Ze ontwikkelden een nieuw platform genaamd elektronische pre-resonantie gestimuleerde Raman-verstrooiing (epr-SRS) microscopie dat het beste van twee werelden combineert, een hoge mate van gevoeligheid en selectiviteit samenbrengen. De innovatieve techniek identificeert, met extreme specificiteit, structuren met een aanzienlijk lagere concentratie - in plaats van miljoenen van dezelfde structuur die nodig zijn om de aanwezigheid van die structuur in traditionele Raman-microscopie te identificeren, het nieuwe instrument vereist slechts 30 voor identificatie. De techniek maakt ook gebruik van een nieuwe reeks tagging-moleculen die door het team zijn ontworpen om synergetisch te werken met de ultramoderne technologie. Het versterkte "kleurenpalet" van moleculen verbreedt de tagging-mogelijkheden, waardoor de beeldvorming van maximaal 24 structuren tegelijk mogelijk is in plaats van beperkt te worden door slechts vijf fluorescerende kleuren. De onderzoekers denken dat er in de toekomst nog mogelijkheden zijn voor verdere uitbreiding.

Het team heeft het epr-SRS-platform met succes getest in hersenweefsel. "We konden de verschillende cellen zien samenwerken, "Zei Wei. "Dat is de kracht van een groter kleurenpalet. We kunnen nu al deze verschillende structuren in hersenweefsel tegelijk verlichten.
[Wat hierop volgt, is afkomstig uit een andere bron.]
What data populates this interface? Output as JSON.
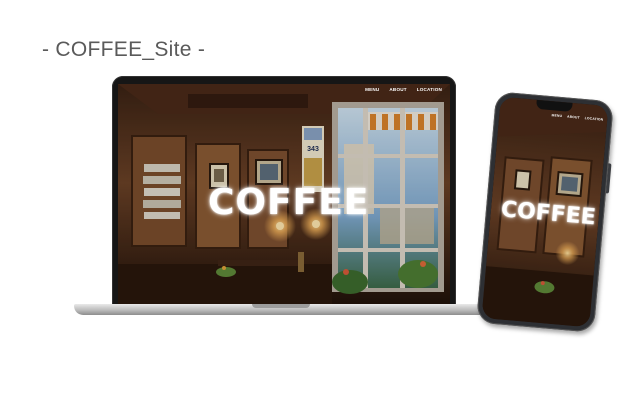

In de toekomst hopen we ze in realtime te kunnen zien functioneren." Hersenweefsel is niet het enige waarvoor de onderzoekers deze techniek voor ogen hebben, voegde ze eraan toe. "Verschillende celtypes hebben verschillende functies, en wetenschappers bestuderen meestal slechts één celtype tegelijk. Met meer kleuren, we kunnen nu beginnen met het gelijktijdig bestuderen van meerdere cellen om te observeren hoe ze op elkaar inwerken en functioneren, zowel alleen als samen in gezonde omstandigheden versus in ziektetoestanden."

Het nieuwe platform heeft veel potentiële toepassingen, Min zei, eraan toevoegend dat het mogelijk is dat de techniek ooit kan worden gebruikt bij de behandeling van tumoren die moeilijk te doden zijn met beschikbare medicijnen. "Als we kunnen zien hoe structuren in kankercellen op elkaar inwerken, we kunnen manieren identificeren om specifieke structuren nauwkeuriger aan te pakken, "zei hij. "Dit platform zou het spel kunnen veranderen in het streven om alles te begrijpen dat veel componenten heeft."